Biathlon: Hildebrand stiehlt Dahlmeier die Show

Die Nachwehen eines Infekts und die letzten Ausläufer des Sturmtiefs "Burglind" brachten Biathlonkönigin Laura Dahlmeier beim Heimweltcup um ein Topresultat, dafür bejubelte Franziska Hildebrand ihr bestes Saisonergebnis.

Die Nachwehen eines Infekts und die letzten Ausläufer des Sturmtiefs "Burglind" brachten Biathlonkönigin Laura Dahlmeier beim Heimweltcup um ein Topresultat, dafür bejubelte Franziska Hildebrand ihr bestes Saisonergebnis.

Der erste Gang nach einem kräftezehrenden Rennen führte Laura Dahlmeier zum Taschentuch. Dann schlüpfte die Biathlon-Königin in ihre dicke Daunenjacke, grüßte kurz ins Oberhofer Publikum und verschwand ganz schnell im Warmen.

Nachdem ein Infekt Dahlmeier über Weihnachten ausgebremst hatte, verpasste sie zum Auftakt des Heimweltcups als 13. im Sprint eine Top-Platzierung. Jubeln durfte hingegen Franziska Hildebrand, die als Vierte ihr bestes Saisonresultat verbuchte.
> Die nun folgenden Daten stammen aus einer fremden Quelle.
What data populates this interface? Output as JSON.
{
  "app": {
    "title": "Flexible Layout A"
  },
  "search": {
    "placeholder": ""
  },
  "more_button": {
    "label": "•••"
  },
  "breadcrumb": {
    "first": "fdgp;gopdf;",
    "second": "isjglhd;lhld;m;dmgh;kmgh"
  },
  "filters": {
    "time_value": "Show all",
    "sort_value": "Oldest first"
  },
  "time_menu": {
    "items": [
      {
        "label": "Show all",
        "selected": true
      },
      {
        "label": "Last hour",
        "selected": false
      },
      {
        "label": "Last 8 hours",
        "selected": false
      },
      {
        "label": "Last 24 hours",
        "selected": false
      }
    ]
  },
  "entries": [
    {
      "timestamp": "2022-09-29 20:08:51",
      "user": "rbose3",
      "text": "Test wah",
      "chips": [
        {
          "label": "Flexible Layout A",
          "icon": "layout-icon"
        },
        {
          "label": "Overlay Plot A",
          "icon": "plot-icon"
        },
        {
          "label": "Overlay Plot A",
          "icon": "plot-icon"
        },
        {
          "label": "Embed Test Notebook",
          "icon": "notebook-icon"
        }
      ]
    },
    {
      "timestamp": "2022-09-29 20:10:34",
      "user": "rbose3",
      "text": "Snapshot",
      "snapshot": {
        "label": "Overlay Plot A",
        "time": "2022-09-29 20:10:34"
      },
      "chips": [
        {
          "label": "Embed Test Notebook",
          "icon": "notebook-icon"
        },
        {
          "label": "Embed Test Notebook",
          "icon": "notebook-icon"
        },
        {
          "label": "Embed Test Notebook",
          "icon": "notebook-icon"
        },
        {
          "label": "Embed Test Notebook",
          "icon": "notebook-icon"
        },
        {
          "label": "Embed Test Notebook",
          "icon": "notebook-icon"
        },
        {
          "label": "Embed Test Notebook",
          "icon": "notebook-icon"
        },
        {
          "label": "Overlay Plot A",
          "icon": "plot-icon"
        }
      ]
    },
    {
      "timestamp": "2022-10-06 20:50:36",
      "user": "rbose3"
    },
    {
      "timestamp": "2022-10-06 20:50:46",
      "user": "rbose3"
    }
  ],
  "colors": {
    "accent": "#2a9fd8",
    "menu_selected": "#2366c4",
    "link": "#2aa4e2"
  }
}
"Es war nicht ganz so ruhig über Weihnachten, das hat einiges an Zeit gekostet. Als Sportler ist man daher schon ein bisschen anfälliger, das kann mal passieren", sagte Dahlmeier mit Blick auf ihren Infekt. Den durchwachsenen Start ins Olympia-Jahr wollte sie aber "nicht darauf schieben. Ich habe versucht, das Beste daraus zu machen", sagte die siebenmalige Weltmeisterin, die keineswegs enttäuscht war: "Es lief recht gut, ich bin sehr zufrieden."

Mit einem deutlich breiteren Strahlen auf dem Gesicht lief aber Hildebrand (Clausthal-Zellerfeld) durch die stimmungsvolle Oberhofer Arena. Sie erlaubte sich nur einen Schießfehler, auf das Podest fehlten der Staffel-Weltmeisterin nur 6,9 Sekunden.

"Ich hatte Glück am Schießstand", sagte Hildebrand: "Wenn man da das Fünkchen Glück hatte, dass man da eine windstille Phase erwischt, dann konnte man ein gutes Rennen machen."

Schwierige Bedingungen in Oberhof

Fast schon traditionell waren die Bedingungen in Oberhof auch diesmal schwierig. Die letzten Ausläufer von Sturmtief "Burglind" sorgten am Schießstand mit schnell wechselnden Winden für Probleme.

Dazu kam der durch Nieselregen aufgeweichte, tiefe Schnee, der Dahlmeier und Hildebrand mit den hohen Startnummern 47 und 50 zusätzlich Kräfte kostete.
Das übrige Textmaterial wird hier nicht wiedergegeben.